In 2014, Bertrand “Biz” Barrett filed the first patent application for an Agentic AI System (published as US20160044380A1 Personal Helper BOT System).
At its core, the disclosure described:
A personal avatar interface (your helper persona).
A team of specialized helper BOTs, each focused on narrow tasks.
A recipe engine to orchestrate BOTs sequentially, in parallel, or temporally.
Memory layers (short-term session context + long-term recall).
A Case-Based Reasoning (CBR) system to capture, compare, and reuse past BOT workflows.
This wasn’t a “chatbot.” It was a self-optimizing coordination system.
The invention disclosed an AI method that today is still considered cutting-edge:
Case-Based Reasoning similarity matching for memory capture and recall, applied to multi-BOT orchestration. “
This means the system:
Stores each BOT collaboration episode as a case.
Uses similarity scoring to recall relevant past cases when new tasks arrive.
Assigns BOTs and workflows based on historically proven success patterns.
Continuously learns which orchestrations work best.
Then (Barrett): Individual BOTs with narrow expertise (search, scheduling, transactions).
Now (agentic AI): Specialized agents / tools / plugins (e.g. Retrieval Agents, Math Agents, API Wrappers).
Direct lineage: Barrett’s BOTs = today’s “function-specific agents.”
Then (Barrett): Single point of interaction with natural-language dialogue and user profile awareness.
Now: Coordinator / conductor agent (sometimes called an “Executive Agent” or “Orchestrator Agent”).
Barrett’s avatar Camille™ is the modern orchestrator agent.
Then (Barrett): Explicit coordination logic for BOT hand-offs, sequential/parallel execution, temporal gates.
Now: Multi-agent frameworks (e.g. AutoGen, LangChain Agents, CrewAI) that coordinate workflows across multiple models/tools.
Barrett’s recipe engine = today’s orchestration layer in multi-agent systems.
Then (Barrett): Capturing BOT collaboration episodes as cases; similarity matching for recall and reuse; improving with feedback.
Now: Experience replay / episodic memory for agents (vector DBs, semantic recall, reinforcement via case libraries).
Barrett’s CBR Memory Model = today’s “episodic memory” + “experience-based fine-tuning.”
Then (Barrett): Session context vs. persistent CBR case base.
Now: Context window memory vs. vector-store long-term memory (e.g. MemoryGPT, MemGPT).
Direct alignment – Barrett’s architecture anticipated modern memory layering.
Then (Barrett): BOT orchestration pathways are scored; successful patterns reused; failed ones avoided.
Now: Reinforcement Learning for Agents (RLAIF, trajectory scoring, success-weighted policy reuse).
BOTCIERGE’s case library = trajectory buffer in modern reinforcement setups.
Then (Barrett): BOTs could run on TV, mobile, dashboards, etc.
Now: Multi-modal, cross-device agents (voice assistants, embodied robots, browser automation).
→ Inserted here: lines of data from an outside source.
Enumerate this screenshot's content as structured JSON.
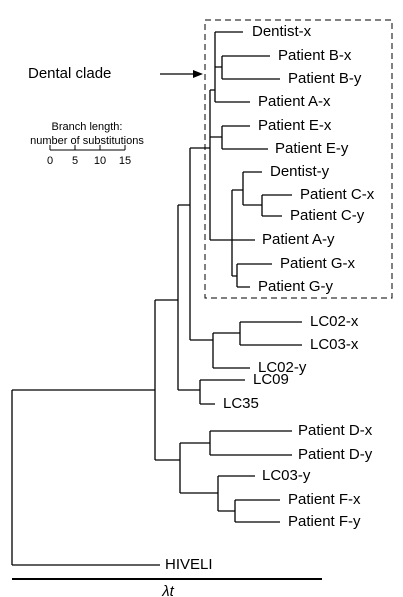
{
  "annotation": "Dental clade",
  "scale": {
    "title": "Branch length:",
    "subtitle": "number of substitutions",
    "ticks": [
      "0",
      "5",
      "10",
      "15"
    ]
  },
  "leaves": [
    "Dentist-x",
    "Patient B-x",
    "Patient B-y",
    "Patient A-x",
    "Patient E-x",
    "Patient E-y",
    "Dentist-y",
    "Patient C-x",
    "Patient C-y",
    "Patient A-y",
    "Patient G-x",
    "Patient G-y",
    "LC02-x",
    "LC03-x",
    "LC02-y",
    "LC09",
    "LC35",
    "Patient D-x",
    "Patient D-y",
    "LC03-y",
    "Patient F-x",
    "Patient F-y",
    "HIVELI"
  ],
  "time_label": "λt"
}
Barrett anticipated current push toward multi-modal / multi-platform agents.
What Barrett disclosed in US20160044380A1 and its continuations is not just “another assistant.”
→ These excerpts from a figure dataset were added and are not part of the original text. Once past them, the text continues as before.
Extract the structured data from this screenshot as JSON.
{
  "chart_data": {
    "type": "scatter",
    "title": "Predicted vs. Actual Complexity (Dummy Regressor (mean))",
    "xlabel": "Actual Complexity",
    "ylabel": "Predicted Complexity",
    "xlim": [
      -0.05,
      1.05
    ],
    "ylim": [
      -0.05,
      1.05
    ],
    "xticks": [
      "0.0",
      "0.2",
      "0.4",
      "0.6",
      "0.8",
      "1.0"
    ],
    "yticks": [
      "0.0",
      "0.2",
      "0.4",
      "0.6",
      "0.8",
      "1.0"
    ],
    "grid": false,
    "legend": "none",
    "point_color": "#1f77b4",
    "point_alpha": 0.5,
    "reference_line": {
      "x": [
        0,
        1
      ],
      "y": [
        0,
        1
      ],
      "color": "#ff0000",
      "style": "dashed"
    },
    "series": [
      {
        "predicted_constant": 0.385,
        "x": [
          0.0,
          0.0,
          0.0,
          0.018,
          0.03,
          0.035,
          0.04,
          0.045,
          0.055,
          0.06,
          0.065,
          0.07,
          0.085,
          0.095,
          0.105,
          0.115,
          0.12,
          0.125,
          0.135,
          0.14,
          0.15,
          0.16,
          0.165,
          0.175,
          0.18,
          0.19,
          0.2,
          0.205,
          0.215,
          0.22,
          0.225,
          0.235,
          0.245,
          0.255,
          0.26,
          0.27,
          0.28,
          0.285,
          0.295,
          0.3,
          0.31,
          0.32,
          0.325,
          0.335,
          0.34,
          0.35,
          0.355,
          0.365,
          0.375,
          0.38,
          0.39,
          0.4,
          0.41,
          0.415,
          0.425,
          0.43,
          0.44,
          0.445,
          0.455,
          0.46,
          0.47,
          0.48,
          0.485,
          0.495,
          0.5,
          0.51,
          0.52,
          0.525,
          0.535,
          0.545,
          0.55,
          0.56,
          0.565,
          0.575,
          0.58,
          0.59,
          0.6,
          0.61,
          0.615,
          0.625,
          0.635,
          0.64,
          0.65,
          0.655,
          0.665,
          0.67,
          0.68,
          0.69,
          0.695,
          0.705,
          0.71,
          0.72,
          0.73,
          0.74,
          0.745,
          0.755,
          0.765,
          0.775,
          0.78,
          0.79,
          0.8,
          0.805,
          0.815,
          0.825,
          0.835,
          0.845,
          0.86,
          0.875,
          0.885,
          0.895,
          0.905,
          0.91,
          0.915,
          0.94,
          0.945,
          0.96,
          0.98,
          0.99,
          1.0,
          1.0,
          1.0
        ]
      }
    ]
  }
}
It directly prefigures the hottest areas of agentic AI:
Agent Specialization → Helper BOTs
Orchestrator Agents → Avatar + Recipe Engine
CBR Memory → Vector DB + Experience Replay
Workflow Optimization → Multi-Agent Orchestration + RLHF/RLAIF
In today’s terms: Barrett’s invention describes a full agentic AI stack (specialized agents, orchestrator, memory, and learning loop) almost a decade before the frameworks like AutoGen, LangGraph, and CrewAI emerged.